LDAP attributes to synchronize. The connector ignores changes to any LDAP attributes that are not specified in this property.

modifiersNamesToFilterOut

 

String

 

Modifier DNs to filter out for synchronization. The connector ignores any changes made by an entry specified in this property.

accountSynchronizationFilter

 

String

 

LDAP search filter used to filter out accounts from synchronization. The connector ignores changes to any accounts that do not match the filter specified in this property.

changeLogBlockSize

 

int

100

Block size to use when reading changes from the change log

changeNumberAttribute

 

String

"changeNumber"

LDAP attribute that holds the change number name in change log entries

filterWithOrInsteadOfAnd

 

boolean

false

Use an and filter instead of an or filter when searching for change log entries

removeLogEntryObjectClassFromFilter

 

boolean

true

Remove the condition that tests whether the object class of the change log entries ischangeLogEntry from the filter used to search for entries in the change log

synchronizePasswords

 

boolean

false

Synchronize passwords during synchronization. This property is only supported with Sun / Oracle DSEE, RedHat 389 and OpenDS / OpenDJ.
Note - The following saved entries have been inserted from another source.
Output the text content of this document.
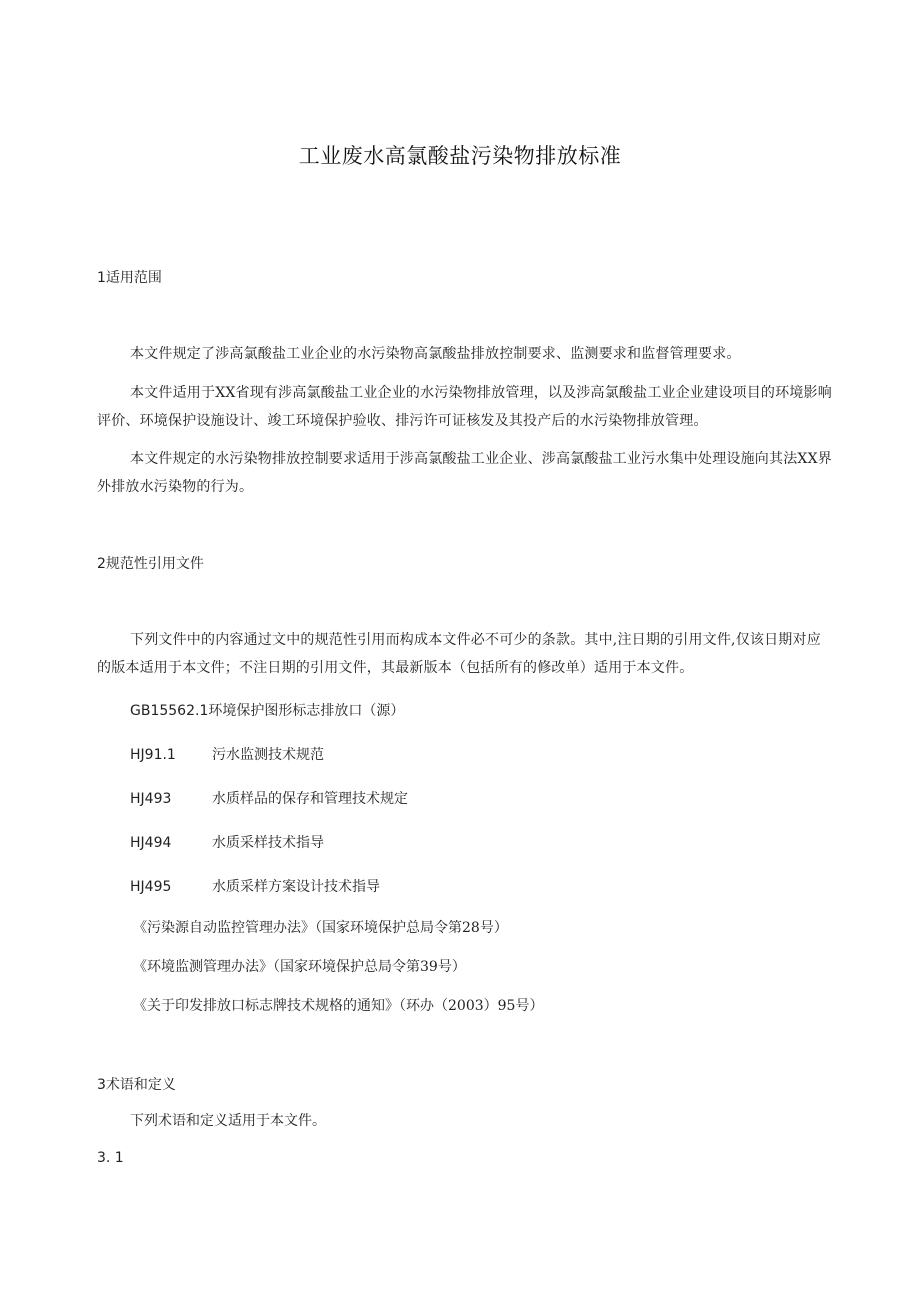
工业废水高氯酸盐污染物排放标准
1适用范围
本文件规定了涉高氯酸盐工业企业的水污染物高氯酸盐排放控制要求、监测要求和监督管理要求。
本文件适用于XX省现有涉高氯酸盐工业企业的水污染物排放管理，以及涉高氯酸盐工业企业建设项目的环境影响评价、环境保护设施设计、竣工环境保护验收、排污许可证核发及其投产后的水污染物排放管理。
本文件规定的水污染物排放控制要求适用于涉高氯酸盐工业企业、涉高氯酸盐工业污水集中处理设施向其法XX界外排放水污染物的行为。
2规范性引用文件
下列文件中的内容通过文中的规范性引用而构成本文件必不可少的条款。其中,注日期的引用文件,仅该日期对应的版本适用于本文件；不注日期的引用文件，其最新版本（包括所有的修改单）适用于本文件。
GB15562.1环境保护图形标志排放口（源）
HJ91.1	污水监测技术规范
HJ493	水质样品的保存和管理技术规定
HJ494	水质采样技术指导
HJ495	水质采样方案设计技术指导
《污染源自动监控管理办法》（国家环境保护总局令第28号）
《环境监测管理办法》（国家环境保护总局令第39号）
《关于印发排放口标志牌技术规格的通知》（环办（2003）95号）
3术语和定义
下列术语和定义适用于本文件。
3. 1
passwordAttributeToSynchronize

 

String

 

LDAP attribute used to synchronize during password synchronization. This property is meaningful only when the synchronizePasswords property is true.

passwordDecryptionKey

 

GuardedByteArray

 

Decryption key used to decrypt passwords during password synchronization. This property is meaningful only when the synchronizePasswords property is true.

passwordDecryptionInitializationVector

 

GuardedByteArray

 

Initialization key used when decrypting passwords during password synchronization. This property is meaningful only when the synchronizePasswords property is true.

statusManagementClass

 

String

 

Java class to be used to enable/disable identities.

Any custom implementation must extend org.identityconnectors.ldap.commons.StatusManagement in order to implement all the required methods to manage enable/disable requests.

A couple of convenience implementations are provided:

  1. org.connid.bundles.ldap.commons.AttributeStatusManagement (< 1.4.0) / net.tirasa.connid.bundles.ldap.commons.AttributeStatusManagement (>= 1.4.0)
    Uses the description attribute for storing Active / Inactive values; this is basically a sample class, meant for subclassing.

  2. org.connid.bundles.ldap.commons.NSStatusManagement (< 1.4.0) / net.tirasa.connid.bundles.ldap.commons.NSStatusManagement (>= 1.4.0)
    Works on the nsAccountLock attribute; this is ready for usage with RedHat / Fedora 389 and Oracle DSEE.

  3. net.tirasa.connid.bundles.ldap.commons.OpenDJStatusManagement ( >= 1.5.5)
    Works on the ds-pwp-account-disabled attribute; this is ready for usage with OpenDJ.

retrievePasswordsWithSearch

 

boolean

false

Whether to retrieve passwords when searching.

connectTimeout

 

long

0

Time to wait when opening new server connections. Value of 0 means the TCP network timeout will be used, which may be several minutes. Value less than 0 means there is no limit.

readTimeout

 

long

0

Time to wait for a response to be received. If there is no response within the specified time period, the read attempt will be aborted. Value 0 or less than 0 means there is no limit.

Schema

The LDAP connector supports the following objectclasses:

  • __ACCOUNT__ objectclass: Mapped to the LDAP objectclasses specified in the accountObjectClasses configuration property. This objectclass has the following attributes:

Attribute Name

Description

Attribute Name

Description

__UID__

Account unique id. Mapped to the LDAP attribute specified by uidAttribute configuration property.

__NAME__

DN of the LDAP entry.

__PASSWORD__

Account password.

  • __GROUP__ objectclass: Mapped to the LDAP objectclass groupOfUniqueNames. This objectclass has the following attributes:

Attribute Name

Description

Attribute Name

Description

__UID__

Group unique id. Mapped to the LDAP attribute specified by uidAttribute configuration property.

__NAME__

DN of the LDAP entry.

Note:

The schema contents are not related to the connector's ability to handle LDAP objectclasses and attributes. Although LDAP objectclasses are not exposed as connector objectclasses, the connector can create, modify, etc., objects of any objectclass supported by the LDAP server.